Sabrina Muysken
Born and raised in Sydney’s North Shore suburb of Willoughby, Matthew Reilly is proudly one of the community’s greatest success stories. Having sold over seven million copies of his novels worldwide, in over 20 languages, the gifted author is a regular on the New York Times Best Sellers list.
During his youth Reilly attended school at Milsons Point based St Aloysius’ College. He went on to study, and graduate from, Law at the University of New South Wales. It was around this time that he wrote and famously self-published his first novel, Contest.
After receiving rejections from every major Australian publishing house, Reilly used a bank loan to self-publish a mere 1000 copies of the novel, which he then sold to various bookshops throughout Sydney. Reilly’s blind faith paid off when a Pan Macmillan Commissioning Editor happened to come across the book in one of those stores, immediately recognising the budding writer’s talent.
“I knew Contest had the goods,” Mathew says.
“I just wanted to get it noticed. I knew that publishers checked out bookshops so that’s where I needed my book to be.”
Today, Reilly has authored over a dozen novels and novellas that are known for their fast pace, detailed narratives and twisting plots. Interestingly, those original self-published editions of Contest have now become much sought after collector’s items.
Reilly’s most recent release,The Four Legendary Kingdoms, is the long-awaited fourth installment to the highly popular Jack West series. For fans of the action-thrillers it has been a long seven years between drinks. After taking a much needed break from the series – Reilly wrote the first three novels back-to-back – the author is confident that the latest addition will quench readers’ thirst.
“When you get to a certain point in a series, you need to raise the stakes and lift the book to a new level. This is a story that starts right out of the gate like a bullet and it’s non-stop from there. There is no build in The Four Legendary Kingdoms. Jack wakes up on page one, captured and in a cell and off we go from there.”
If the success of Reilly’s previous books are anything to go by, the reception of The Four Legendary Kingdoms will be nothing short of widespread acclaim. And the success of the Jack West series has not gone unnoticed. ABC US Network Television has already optioned the rights for a TV series to be made based on the beloved character. Coincidentally, the producer taking on the novel’s re-imagination to fit television screens previously produced one of Reilly’s favourite films, Speed. Ironically, it is this very blockbuster’s sequel that Reilly cites when reasoning why he has left some of his stories to be stand-alone books.

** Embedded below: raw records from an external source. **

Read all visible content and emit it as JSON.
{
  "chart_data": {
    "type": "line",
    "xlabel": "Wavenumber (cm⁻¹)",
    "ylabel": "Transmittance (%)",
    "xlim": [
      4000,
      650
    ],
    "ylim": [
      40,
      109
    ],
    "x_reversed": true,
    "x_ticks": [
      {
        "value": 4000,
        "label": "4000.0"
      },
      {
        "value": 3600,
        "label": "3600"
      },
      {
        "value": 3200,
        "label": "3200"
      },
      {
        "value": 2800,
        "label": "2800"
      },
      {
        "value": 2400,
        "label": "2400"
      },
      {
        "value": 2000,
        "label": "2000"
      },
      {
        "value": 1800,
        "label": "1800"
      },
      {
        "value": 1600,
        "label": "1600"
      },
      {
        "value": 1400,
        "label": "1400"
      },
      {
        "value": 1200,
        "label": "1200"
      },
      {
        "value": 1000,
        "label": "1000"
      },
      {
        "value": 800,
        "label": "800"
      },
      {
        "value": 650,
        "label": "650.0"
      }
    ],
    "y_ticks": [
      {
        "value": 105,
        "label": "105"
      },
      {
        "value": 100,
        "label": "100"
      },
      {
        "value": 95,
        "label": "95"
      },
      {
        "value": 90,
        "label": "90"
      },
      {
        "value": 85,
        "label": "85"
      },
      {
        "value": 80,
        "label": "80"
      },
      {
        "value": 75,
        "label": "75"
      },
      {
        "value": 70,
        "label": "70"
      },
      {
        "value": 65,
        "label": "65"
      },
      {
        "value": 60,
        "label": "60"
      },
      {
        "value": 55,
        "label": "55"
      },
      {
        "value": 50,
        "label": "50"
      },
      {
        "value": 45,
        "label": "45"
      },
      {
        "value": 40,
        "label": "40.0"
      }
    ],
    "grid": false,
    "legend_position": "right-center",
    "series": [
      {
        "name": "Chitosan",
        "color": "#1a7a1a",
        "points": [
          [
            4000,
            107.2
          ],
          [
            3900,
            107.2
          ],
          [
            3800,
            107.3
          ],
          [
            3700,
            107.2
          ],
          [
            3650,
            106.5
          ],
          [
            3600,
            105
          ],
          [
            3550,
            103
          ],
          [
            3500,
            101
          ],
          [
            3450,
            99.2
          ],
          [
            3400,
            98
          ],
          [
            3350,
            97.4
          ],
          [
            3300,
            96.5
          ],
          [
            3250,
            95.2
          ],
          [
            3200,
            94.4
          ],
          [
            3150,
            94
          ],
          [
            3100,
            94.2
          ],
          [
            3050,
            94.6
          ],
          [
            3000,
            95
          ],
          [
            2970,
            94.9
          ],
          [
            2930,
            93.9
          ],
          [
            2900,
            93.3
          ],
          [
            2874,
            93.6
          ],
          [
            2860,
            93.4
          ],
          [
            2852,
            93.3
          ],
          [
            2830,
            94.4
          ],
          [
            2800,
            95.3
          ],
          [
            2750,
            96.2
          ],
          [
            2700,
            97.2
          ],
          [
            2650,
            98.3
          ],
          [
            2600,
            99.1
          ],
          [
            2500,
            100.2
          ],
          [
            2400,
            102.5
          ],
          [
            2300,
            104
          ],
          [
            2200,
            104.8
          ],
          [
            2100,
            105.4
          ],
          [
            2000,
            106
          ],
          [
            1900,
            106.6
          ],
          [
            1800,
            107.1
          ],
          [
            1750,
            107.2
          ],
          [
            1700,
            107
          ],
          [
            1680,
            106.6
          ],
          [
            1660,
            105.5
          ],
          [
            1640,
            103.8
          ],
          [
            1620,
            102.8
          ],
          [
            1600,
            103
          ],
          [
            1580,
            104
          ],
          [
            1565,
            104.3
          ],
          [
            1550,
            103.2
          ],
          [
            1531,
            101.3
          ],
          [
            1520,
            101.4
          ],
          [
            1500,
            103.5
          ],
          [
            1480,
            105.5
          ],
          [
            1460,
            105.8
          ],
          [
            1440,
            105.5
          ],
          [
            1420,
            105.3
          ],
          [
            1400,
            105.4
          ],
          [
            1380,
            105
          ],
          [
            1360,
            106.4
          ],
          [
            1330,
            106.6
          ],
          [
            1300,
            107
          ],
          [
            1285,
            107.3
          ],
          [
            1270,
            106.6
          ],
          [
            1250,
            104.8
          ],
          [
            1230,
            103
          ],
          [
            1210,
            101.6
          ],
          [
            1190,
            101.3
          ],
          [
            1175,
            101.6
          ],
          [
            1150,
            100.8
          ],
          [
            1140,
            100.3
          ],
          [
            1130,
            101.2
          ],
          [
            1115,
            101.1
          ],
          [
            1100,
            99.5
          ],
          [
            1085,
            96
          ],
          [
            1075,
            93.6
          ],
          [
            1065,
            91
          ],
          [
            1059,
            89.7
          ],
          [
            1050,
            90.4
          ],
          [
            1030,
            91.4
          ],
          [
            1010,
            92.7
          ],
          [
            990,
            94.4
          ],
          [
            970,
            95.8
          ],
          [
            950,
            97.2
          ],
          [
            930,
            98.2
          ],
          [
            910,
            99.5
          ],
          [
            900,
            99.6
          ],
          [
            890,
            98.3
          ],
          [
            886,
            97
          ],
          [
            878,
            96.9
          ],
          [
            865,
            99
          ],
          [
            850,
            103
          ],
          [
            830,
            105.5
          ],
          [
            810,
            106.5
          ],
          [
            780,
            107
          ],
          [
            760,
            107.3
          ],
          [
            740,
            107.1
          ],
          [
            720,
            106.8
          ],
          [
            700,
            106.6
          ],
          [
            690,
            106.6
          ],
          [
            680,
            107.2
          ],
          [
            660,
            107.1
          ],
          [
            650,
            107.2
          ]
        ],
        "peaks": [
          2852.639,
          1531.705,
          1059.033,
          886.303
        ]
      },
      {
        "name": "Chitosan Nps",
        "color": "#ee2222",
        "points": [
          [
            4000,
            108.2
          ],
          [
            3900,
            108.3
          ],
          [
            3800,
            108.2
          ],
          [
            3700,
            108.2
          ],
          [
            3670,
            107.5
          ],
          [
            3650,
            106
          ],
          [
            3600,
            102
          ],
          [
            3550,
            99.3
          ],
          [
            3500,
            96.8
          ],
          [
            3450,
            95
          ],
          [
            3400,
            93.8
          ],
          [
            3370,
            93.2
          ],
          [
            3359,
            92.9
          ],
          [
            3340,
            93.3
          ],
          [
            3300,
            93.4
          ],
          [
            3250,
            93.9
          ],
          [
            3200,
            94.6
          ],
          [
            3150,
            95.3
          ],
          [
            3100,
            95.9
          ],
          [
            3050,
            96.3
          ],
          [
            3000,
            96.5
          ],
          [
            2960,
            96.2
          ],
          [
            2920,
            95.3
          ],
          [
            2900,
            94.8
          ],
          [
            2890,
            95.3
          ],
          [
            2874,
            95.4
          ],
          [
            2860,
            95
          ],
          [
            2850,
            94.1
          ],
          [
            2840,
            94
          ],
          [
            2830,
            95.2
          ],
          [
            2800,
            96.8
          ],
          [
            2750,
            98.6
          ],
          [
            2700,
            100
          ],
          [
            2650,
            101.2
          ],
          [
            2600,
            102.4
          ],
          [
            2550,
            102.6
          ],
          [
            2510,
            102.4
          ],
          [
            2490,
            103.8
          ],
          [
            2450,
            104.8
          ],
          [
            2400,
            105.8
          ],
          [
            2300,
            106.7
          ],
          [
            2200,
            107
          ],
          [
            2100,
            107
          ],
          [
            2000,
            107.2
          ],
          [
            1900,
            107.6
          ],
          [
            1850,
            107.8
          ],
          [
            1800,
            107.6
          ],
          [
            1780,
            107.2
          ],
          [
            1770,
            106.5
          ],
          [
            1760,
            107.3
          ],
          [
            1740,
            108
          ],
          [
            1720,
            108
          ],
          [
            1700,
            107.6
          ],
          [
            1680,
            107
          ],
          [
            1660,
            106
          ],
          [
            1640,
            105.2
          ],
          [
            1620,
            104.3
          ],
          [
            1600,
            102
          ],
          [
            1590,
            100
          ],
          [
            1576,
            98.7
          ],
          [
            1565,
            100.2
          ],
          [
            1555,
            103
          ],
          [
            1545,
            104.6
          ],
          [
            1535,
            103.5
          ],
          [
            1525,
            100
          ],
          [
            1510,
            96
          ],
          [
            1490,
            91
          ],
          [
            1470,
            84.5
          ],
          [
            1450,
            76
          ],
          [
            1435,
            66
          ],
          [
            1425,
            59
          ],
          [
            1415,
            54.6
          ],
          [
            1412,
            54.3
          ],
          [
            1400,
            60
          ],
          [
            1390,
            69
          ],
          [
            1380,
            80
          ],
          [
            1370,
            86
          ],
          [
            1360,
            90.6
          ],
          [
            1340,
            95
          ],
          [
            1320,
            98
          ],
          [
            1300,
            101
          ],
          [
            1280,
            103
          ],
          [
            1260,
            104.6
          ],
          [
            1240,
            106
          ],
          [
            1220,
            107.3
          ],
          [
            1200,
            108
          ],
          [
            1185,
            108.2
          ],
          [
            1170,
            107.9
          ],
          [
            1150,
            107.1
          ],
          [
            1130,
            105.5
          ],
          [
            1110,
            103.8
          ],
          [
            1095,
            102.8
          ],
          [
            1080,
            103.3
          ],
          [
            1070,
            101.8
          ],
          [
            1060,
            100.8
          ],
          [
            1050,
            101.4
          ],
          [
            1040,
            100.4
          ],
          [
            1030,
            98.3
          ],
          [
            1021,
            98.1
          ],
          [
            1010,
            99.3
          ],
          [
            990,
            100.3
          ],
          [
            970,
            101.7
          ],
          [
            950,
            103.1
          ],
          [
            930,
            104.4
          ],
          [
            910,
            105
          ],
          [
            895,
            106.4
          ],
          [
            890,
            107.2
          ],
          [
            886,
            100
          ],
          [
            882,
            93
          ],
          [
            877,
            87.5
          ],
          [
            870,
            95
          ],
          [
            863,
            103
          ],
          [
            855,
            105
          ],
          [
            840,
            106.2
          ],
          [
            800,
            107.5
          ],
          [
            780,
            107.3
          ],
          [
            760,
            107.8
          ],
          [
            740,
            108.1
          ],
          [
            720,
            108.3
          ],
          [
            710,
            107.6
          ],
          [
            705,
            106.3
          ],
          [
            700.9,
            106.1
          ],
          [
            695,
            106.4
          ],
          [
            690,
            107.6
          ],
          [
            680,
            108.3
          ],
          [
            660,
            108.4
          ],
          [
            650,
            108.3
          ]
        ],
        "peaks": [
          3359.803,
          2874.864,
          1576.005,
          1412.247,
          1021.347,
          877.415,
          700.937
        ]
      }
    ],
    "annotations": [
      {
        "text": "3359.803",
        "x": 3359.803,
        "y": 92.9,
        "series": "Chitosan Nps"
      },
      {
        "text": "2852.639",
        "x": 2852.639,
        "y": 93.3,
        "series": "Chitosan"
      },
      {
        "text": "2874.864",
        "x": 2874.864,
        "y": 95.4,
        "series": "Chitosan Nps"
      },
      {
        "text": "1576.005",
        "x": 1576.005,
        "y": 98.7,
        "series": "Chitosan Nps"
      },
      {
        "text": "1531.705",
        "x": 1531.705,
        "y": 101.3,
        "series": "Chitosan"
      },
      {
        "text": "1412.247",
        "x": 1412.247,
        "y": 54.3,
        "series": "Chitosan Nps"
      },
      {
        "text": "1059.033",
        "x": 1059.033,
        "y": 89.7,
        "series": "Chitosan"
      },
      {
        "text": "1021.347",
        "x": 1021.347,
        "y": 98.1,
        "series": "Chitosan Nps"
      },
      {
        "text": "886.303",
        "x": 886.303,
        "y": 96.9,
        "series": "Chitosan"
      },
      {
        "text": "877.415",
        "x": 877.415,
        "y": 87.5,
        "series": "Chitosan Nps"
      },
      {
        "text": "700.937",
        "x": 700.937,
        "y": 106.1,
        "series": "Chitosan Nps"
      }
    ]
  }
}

“A sequel, to me, has to be better than the book before it. It has to add to it, bring us new characters… Speed is one of my favourite movies but Speed 2 in its own way tarnishes the original by being such a disappointing sequel. I think my fans know that I’m honest and keen enough to make sure that a sequel has got to do something better than the first one.”
Despite confessing to being a movie buff, Reilly admits there is truth to the idea that no screen adaptation could ever surpass an original book. At most, he believes, an adaptation can strive to be equally well put-together.

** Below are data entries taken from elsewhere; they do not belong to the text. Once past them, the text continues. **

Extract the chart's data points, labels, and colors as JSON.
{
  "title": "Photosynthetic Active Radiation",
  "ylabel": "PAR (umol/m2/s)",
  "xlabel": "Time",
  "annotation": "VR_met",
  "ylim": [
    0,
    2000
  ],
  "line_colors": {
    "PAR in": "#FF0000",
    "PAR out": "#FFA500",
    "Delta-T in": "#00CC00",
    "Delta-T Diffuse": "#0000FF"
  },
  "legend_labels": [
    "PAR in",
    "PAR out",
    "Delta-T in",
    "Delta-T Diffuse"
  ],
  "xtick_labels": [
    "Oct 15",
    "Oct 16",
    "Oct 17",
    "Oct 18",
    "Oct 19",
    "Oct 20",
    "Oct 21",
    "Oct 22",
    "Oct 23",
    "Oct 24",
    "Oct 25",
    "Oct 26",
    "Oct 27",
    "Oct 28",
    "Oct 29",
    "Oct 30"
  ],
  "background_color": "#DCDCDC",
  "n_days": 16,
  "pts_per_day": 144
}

“You could literally count on one hand, I think, the movie versions which are as good as the books they were based on…There is so much more texture in a book. There is 400 pages where you can jump in and out of different characters’ heads. In a film, you are very limited by time and money. It costs big dollars to make big action scenes. But when you write a book, you can create the wildest and biggest action scenes you like and it doesn’t cost you a cent, the only limit is the limit of your imagination! To me, a book is always going to have more depth.”
When asked on where he finds the inspiration for his own stories, Reilly’s answer is surprisingly simple.
“I actually write the stories that I would want to read myself or stories that I would go and sit in the movie cinema and watch… I write to entertain.”
Matthew Reilly’s ‘The Four Legendary Kingdoms’ is available now.